Ghana trades union condemns fuel subsidy withdrawal

Mr. Kofi Asamoah - TUC Secretary-General
Mr. Kofi Asamoah – TUC Secretary-General

The Trades Union Congress (TUC) has condemned the withdrawal of fuel subsidies, saying the total withdrawal leads to fuel price hikes and the attendant ripple effect on the economy.

It said the TUC was not against increases in the prices of petroleum products, saying, “What we have been protesting against is the total removal of subsidies which leads to hikes in fuel prices, with ripple effects throughout the economy.”

This was contained in the TUC’s proposals to the government on the 2013 Budget Statement and Economic Policy which was released at the time of the withdrawal of some subsidies on petroleum products.

The Secretary General of the TUC, Mr. Kofi Asamoah, told the Daily Graphic that the submissions in the proposal, though coincidental to the fuel price hikes, were the general position of the labour union.

However, he noted that the specific increases announced on Saturday, February 16, 2013 would be discussed in the course of the week.

The TUC noted in the proposals that subsidies were an important tool for curbing the spillover effects petroleum prices had on a wide range of goods and services, saying subsidies were used by all governments, including the current one, to mitigate the negative effects of petroleum price hikes on the vast majority of Ghanaians who earned very low incomes or had no incomes at all.

It therefore, urged the government to take into account the needs of the millions of Ghanaians living in poverty.

“We would like to serve notice that the magnitude of fuel price adjustments will inform our demands for pay increase for the working people of Ghana. We need genuine consultations on fuel pricing in Ghana,” it said.

The proposals to the government, titled, “It is Time for Genuine Social Dialogue on Economic Policy in Ghana”, while commending the government for inviting suggestions in the preparation of the budget and incorporating some, noted the absence of no genuine dialogue between the government and stakeholders, including unions and employers, on economic policy.

The TUC said the distinctive nature of the country’s economic policy had not changed in the past three decades, despite resistance to some of them by trade unions and other civil society organisations.

“For example, governments, over the years, have continued to implement inflation-targeting as a core macroeconomic policy in the name of stability. We have, on various occasions, criticised the inflation-targeting policy because that policy framework treats job creation as a residual outcome of macroeconomic policy,” it said.

The TUC said it was of the view that “the number one policy challenge has to do with employment creation. That is why in all our submissions we propose to government to genuinely involve the key social partners in employment policy-making and implementation”.

The proposals focused on employment, as in previous submissions, but also covered other key economic policy areas with direct and indirect impact on employment creation, such as economic policy, support for the private sector, trade policy, natural resource management and taxation, as well as public sector pay.

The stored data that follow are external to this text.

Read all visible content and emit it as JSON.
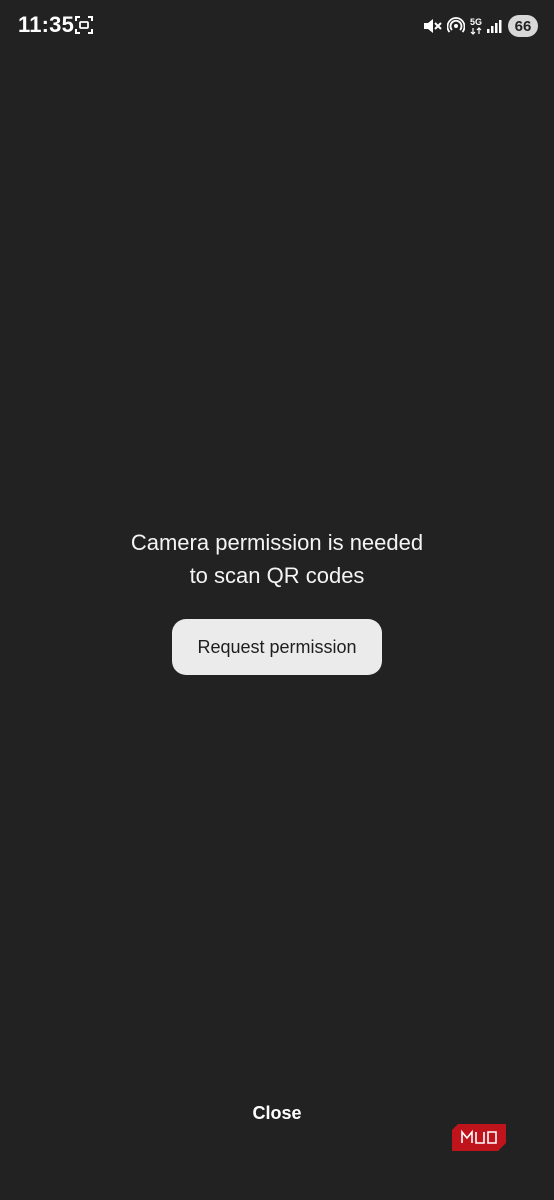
{
  "status_bar": {
    "time": "11:35",
    "network_type": "5G",
    "battery_level": "66",
    "icons": [
      "screenshot-icon",
      "mute-icon",
      "hotspot-icon",
      "signal-icon",
      "battery-icon"
    ]
  },
  "permission": {
    "message_line1": "Camera permission is needed",
    "message_line2": "to scan QR codes",
    "button_label": "Request permission"
  },
  "footer": {
    "close_label": "Close"
  },
  "watermark": {
    "text": "MUO"
  },
  "colors": {
    "background": "#222222",
    "button_bg": "#ebebeb",
    "text": "#f4f4f4",
    "watermark": "#c0141c"
  }
}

On economic policy, the TUC said it did not “believe that structural transformation of our economy can be achieved when government’s economic policy is stuck perpetually in a state of the so-called ‘Stabilisation and Fiscal Consolidation'”.

It suggested that the inflation-targeting framework should be abandoned for “reasonably low and stable inflation” that was presently needed in the country’s economic situation and not necessarily single digit inflation.

On the private sector, the TUC asked the government to reappraise its role in the private

sector development initiative, suggesting further that the government build a strong private sector necessary for long-term growth and employment, while taking charge of the domestic private sector.

It mentioned the exorbitant interest rates being charged by the banks as another challenge and again urged the government to intervene directly but strategically to ensure that the banks did not hold the rest of the country to ransom.

On trade policy, the TUC asked the government to use safeguards to protect jobs in Ghana, as the international trading system, as constraining as it might appear, had enough safeguards for countries like Ghana to shield its fledgling industries from unsustainable competition.

It asked the government to be bold in its management of natural resources and not buckle under pressure from mining companies.

On public sector pay, the TUC took strong exception to comments by government officials characterizing public sector pay as windfall for undeserving public sector workers.

“The way public officials portray public sector pay in the media gives the impression that the state does not derive any service from the public service and that payment to them is an unnecessary drain on the national purse. We believe that this is a deliberate effort on the part of the government to whip up public sentiments against public sector workers,” it noted.

It pledged the TUC’s support for the ongoing public sector pay reform agenda, saying it would work to ensure that workers received their fair share of national income.